The veteran ace has decided to re-sign with the Houston Astros after three-and-a-half seasons with the team, according to his brother, Ben Verlander, who currently works for Fox Sports.
We’d imagine that’s a pretty reliable source.
The deal is for one year with a $25 million salary and a second-year player option, according to Fox 26’s Mark Berman.
Less than an hour before the report, Verlander had officially become one of 17 MLB players to reject their qualifying offers, against just one who accepted. Had Verlander signed with another team after rejecting the $18.4 million qualifying offer, the Astros would have been entitled to draft pick compensation while the signing team would have lost a pick or two, depending on where Verlander signed and for how much.
Clearly, Verlander wasn’t too interested in checking out the market before re-upping with Houston.

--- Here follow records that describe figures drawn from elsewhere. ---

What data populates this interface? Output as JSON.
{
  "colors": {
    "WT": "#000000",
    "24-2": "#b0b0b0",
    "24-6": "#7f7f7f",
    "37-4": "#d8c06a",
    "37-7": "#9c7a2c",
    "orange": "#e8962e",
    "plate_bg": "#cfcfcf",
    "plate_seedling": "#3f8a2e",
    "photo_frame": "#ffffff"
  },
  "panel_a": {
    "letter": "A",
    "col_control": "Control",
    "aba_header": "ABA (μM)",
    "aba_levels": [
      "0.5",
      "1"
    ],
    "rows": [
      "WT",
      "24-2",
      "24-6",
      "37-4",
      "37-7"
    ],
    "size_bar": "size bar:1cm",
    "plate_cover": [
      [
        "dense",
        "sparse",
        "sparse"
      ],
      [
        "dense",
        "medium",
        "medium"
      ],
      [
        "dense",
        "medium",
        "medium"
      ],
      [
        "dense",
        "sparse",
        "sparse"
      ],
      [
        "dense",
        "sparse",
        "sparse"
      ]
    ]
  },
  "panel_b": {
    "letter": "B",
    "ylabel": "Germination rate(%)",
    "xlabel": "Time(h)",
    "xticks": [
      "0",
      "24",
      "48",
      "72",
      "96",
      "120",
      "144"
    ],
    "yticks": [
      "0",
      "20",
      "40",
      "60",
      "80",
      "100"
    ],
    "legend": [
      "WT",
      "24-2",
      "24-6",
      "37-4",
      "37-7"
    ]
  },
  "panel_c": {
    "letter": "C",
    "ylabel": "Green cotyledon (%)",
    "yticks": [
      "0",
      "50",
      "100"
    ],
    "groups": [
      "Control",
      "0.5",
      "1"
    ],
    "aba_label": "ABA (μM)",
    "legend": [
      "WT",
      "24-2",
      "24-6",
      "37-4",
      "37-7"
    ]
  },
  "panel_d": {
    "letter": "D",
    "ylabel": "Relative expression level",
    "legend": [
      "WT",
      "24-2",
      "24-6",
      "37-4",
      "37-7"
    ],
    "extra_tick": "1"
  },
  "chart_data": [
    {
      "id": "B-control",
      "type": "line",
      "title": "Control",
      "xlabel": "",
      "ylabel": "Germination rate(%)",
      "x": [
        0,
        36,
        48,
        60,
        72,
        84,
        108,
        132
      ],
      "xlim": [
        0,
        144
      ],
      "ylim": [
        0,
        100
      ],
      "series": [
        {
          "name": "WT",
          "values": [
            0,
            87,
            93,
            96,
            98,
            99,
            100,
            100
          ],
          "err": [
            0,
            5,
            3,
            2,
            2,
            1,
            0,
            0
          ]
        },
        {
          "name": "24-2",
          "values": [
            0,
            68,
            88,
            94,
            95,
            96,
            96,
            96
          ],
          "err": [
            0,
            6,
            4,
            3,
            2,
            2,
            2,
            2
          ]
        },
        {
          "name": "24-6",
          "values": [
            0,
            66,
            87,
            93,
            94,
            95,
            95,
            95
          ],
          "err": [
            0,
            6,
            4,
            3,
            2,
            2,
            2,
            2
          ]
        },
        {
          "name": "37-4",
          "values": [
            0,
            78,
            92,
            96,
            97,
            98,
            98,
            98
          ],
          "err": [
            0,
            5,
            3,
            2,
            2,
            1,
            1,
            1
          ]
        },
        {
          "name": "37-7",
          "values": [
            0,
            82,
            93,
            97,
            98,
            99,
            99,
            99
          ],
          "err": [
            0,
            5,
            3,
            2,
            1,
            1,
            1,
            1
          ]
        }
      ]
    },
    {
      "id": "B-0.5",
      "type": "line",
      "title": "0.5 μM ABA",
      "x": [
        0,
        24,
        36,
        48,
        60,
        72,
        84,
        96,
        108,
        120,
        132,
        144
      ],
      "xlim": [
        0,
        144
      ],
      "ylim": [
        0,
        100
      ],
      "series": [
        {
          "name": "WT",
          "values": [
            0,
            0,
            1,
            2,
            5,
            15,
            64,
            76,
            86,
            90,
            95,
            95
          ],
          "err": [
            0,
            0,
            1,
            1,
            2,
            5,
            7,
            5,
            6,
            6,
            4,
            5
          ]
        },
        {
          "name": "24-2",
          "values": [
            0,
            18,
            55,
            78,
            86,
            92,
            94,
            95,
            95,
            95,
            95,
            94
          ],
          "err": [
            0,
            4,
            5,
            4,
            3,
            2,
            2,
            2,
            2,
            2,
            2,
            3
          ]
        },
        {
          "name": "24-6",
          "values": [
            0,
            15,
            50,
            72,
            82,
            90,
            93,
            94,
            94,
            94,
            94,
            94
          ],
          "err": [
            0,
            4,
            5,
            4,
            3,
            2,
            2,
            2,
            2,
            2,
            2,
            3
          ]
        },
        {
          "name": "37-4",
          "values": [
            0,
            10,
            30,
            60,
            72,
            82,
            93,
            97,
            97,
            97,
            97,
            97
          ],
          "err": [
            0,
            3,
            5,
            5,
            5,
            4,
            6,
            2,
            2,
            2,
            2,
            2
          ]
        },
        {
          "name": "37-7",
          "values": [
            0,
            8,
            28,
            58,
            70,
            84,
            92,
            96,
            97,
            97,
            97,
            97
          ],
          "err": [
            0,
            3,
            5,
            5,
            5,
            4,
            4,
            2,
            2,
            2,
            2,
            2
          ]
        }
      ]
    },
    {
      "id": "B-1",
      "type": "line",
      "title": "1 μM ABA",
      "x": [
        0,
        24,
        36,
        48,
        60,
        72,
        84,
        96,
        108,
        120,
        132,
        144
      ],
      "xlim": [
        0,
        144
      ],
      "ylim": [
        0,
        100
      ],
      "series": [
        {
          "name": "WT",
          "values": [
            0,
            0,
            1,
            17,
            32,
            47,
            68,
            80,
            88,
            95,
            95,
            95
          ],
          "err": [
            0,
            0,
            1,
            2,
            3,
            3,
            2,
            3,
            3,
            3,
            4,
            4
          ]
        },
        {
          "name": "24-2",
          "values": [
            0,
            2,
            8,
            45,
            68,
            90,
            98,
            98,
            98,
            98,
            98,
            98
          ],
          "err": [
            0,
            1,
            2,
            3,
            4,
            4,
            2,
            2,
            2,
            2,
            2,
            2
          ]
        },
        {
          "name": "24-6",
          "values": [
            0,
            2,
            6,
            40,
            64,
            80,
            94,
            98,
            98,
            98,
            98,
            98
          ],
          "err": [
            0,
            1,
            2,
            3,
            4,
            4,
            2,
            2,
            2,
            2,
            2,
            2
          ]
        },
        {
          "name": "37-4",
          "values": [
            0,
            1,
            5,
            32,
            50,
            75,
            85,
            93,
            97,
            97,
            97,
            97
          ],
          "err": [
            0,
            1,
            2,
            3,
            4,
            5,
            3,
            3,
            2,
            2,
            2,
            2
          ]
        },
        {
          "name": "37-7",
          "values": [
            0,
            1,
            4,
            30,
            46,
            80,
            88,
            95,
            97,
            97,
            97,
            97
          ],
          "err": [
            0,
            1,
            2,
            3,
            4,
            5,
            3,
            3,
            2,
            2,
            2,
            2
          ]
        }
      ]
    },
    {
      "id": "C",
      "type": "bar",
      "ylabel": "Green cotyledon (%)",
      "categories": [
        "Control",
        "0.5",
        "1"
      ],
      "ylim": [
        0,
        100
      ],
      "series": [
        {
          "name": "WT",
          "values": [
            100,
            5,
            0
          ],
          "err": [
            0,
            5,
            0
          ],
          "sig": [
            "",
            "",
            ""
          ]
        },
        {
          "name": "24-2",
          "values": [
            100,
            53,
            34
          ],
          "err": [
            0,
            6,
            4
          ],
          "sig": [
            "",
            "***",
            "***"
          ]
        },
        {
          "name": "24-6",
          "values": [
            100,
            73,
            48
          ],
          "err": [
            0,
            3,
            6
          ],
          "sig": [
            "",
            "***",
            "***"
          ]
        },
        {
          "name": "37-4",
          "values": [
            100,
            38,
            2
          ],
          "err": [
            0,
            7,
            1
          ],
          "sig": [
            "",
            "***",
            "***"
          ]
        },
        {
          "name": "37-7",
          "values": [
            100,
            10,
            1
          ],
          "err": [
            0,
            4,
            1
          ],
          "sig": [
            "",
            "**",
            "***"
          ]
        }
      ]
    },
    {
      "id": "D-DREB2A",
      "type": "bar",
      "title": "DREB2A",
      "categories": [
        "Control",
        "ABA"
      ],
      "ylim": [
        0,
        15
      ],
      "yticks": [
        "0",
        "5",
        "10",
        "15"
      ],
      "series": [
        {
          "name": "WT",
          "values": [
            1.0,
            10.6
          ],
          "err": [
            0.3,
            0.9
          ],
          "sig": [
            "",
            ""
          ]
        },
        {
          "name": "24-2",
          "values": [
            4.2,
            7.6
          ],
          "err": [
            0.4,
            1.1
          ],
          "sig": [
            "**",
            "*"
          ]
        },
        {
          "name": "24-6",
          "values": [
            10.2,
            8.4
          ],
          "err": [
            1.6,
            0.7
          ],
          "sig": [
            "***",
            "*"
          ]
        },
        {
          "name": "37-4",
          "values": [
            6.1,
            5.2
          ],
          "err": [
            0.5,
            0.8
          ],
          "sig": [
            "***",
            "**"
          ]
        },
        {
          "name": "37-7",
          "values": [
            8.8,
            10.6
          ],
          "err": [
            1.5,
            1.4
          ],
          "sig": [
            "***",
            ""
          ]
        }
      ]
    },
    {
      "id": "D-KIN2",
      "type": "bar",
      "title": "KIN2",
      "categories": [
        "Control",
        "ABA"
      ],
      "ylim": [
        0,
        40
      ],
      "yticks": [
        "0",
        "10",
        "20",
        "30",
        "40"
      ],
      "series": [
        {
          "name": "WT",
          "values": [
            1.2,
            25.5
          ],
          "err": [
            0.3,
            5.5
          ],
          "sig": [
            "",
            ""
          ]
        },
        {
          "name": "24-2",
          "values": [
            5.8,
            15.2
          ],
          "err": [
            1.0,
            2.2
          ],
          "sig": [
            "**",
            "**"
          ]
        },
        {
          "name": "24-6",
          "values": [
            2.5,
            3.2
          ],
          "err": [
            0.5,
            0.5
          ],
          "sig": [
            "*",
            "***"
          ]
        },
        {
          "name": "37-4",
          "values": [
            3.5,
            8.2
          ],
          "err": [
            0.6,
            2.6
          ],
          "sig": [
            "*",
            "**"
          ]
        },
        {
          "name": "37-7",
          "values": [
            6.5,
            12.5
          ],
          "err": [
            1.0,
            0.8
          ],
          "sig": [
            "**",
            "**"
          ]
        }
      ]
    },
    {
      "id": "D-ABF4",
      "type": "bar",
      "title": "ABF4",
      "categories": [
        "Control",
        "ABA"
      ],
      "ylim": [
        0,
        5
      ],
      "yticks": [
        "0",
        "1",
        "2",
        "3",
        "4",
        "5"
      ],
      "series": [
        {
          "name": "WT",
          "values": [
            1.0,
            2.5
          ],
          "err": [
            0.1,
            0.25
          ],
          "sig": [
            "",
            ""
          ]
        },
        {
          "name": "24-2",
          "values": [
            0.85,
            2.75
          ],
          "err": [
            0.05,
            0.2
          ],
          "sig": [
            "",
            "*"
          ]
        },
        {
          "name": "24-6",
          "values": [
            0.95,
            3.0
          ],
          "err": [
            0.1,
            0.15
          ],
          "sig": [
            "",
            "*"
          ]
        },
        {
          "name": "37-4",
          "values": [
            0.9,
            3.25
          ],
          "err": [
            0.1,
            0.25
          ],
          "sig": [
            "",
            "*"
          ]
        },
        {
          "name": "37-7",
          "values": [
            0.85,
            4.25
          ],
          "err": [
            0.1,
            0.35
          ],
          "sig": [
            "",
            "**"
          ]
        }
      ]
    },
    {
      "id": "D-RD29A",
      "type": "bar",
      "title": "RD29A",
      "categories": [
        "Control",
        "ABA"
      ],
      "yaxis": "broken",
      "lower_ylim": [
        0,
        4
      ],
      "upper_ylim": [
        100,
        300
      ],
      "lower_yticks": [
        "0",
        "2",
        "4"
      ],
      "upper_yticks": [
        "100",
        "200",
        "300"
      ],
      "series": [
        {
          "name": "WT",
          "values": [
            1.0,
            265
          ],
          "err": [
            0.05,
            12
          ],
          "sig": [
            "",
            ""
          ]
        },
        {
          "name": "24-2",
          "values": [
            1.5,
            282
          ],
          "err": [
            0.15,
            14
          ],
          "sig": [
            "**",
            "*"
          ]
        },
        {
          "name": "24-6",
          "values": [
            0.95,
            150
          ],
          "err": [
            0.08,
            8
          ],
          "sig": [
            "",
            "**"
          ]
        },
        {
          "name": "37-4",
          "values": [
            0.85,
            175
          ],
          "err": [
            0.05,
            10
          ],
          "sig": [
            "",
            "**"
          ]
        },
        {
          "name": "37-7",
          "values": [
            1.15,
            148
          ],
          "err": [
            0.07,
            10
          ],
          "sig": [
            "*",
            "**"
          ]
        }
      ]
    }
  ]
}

Verlander missed all of 2021 season
The reported terms of the deal may look like a sort of a prove-it deal, but effectively guaranteeing $50 million to a pitcher who will be 39 years old next season and has pitched six innings since 2019 is no small investment for the Astros.
Verlander missed most of the 2020 season and all of the 2021 after undergoing Tommy John surgery, and his availability for opening day in 2022 may still be up in the air. Now, he can enter next season knowing he can exercise his player option should he struggle in his return, or hit the free market again should he thrive.
Before his surgery, Verlander was still among the best pitchers in baseball. His changes in approach since joining the Astros have been well-documented and have translated to a 2.45 ERA and 640 strikeouts in 477 innings. In that time, he’s won a Cy Young Award and a World Series ring, and led the league in wins and strikeouts.
The Astros will be hoping for some kind of return to form next year. The team’s rotation was overall a strength in 2021, ranking second in the AL in ERA at 3.60 with a staff led by Lance McCullers Jr., Luis Garcia and Framber Valdez, but getting a full-strength Verlander would vault the unit back to the elite status it enjoyed in previous years.
What of Carlos Correa?
Re-upping with Verlander answers one major question for the Astros, but at least one big one still remains.
Carlos Correa was the other Astros free agent to reject the qualifying offer, and a return to the team is looking much less likely for the shortstop. Correa is expected to see offers somewhere in the range of $200 million-plus, well below the team’s initial reported offer of $160 million. Also hitting the free agent market from the Astros are veteran pitcher Zack Greinke, catcher Martin Maldonado and reliever Kendall Graveman.
With Verlander now on the books, the Astros have approximately $161 million committed to their 2022 26-man payroll. There might not be much more room for Correa, at least as far as owner Jim Crane is willing to spend.